= Painted Desert Project =

Privately funded public art initiative for the Navajo Nation

The Painted Desert Project is a privately funded public art initiative which connects artists with communities through mural opportunities on the Navajo Nation. The Painted Desert Project is the brainchild of Chip Thomas, a doctor, photographer, activist and long-time reservation resident.

The Painted Desert Project began in 2012 when Chip Thomas invited several world-renowned street artists to the Navajo Nation for short-term residencies, during which the artists immersed themselves in the local communities. By requiring the artists to embed themselves within the local communities and engage in extensive research, it is hoped the artists will produce work that has relevance to the communities in which the art will remain after the artists depart. This embedded short-term residency approach is intended to obviate the possibility of cultural imperialism, a charge often leveled at large street art festivals. The art, primarily murals and enlarged photographs, grace water tanks, buildings, and roadside stands adjacent to the interstate highways which lace through northwestern Arizona.

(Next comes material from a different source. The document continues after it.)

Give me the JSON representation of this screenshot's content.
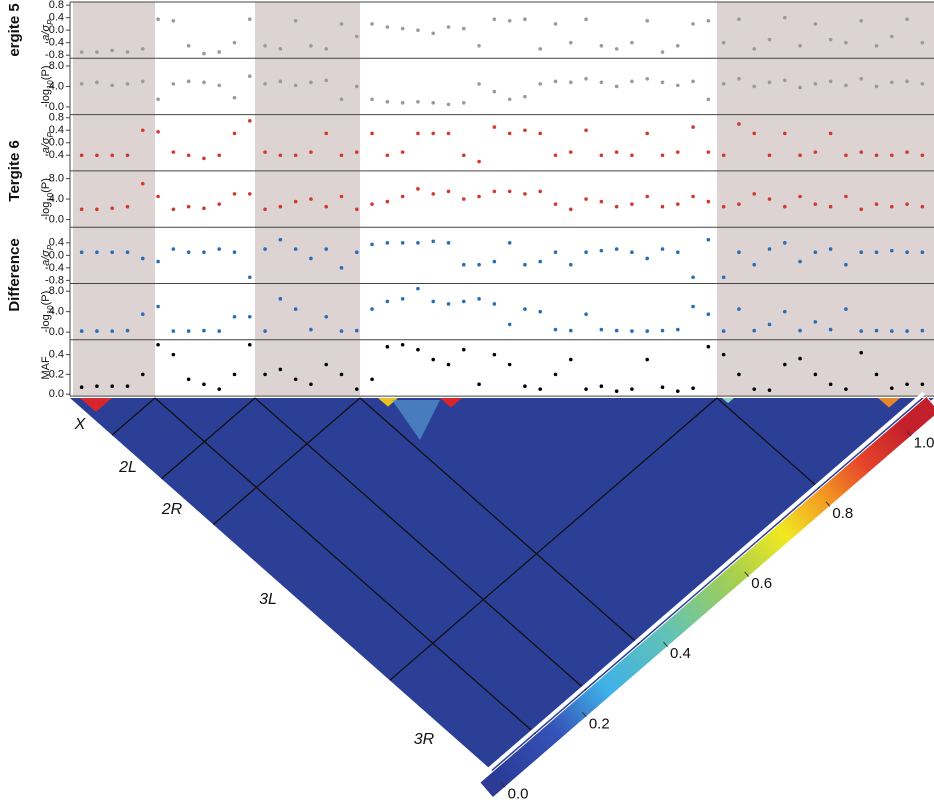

The installation of art pieces has encouraged the revival of previously abandoned buildings and roadside stands, thereby energizing the community and elevating economic prospects on the Navajo Nation. More importantly, a dialog has begun between residents of the reservation about the work as well as between tourists passing through the area and local residents. In a small way, the art brings people together and stimulates conversations that might not otherwise occur.

Artists who have been involved with the Painted Desert Project include: Tom Greyeyes, Troy Lovegates (Canada), Thomas "Breeze" Marcus, Monica Canilao, Overunder, Doodles, Labrona (Canada), Gaia, Roa, JB Snyder, Pixel Pancho, 2501, Ever, Jaz, Alexis Diaz, Hyuro, Mazatl, Stinkfish, LNY, Nanook, Jess X. Chen + Mata Ruda.

The Painted Desert Project is ongoing as of 2019. Thomas hosts a Google map of sites of the Painted Desert Project on his personal blog.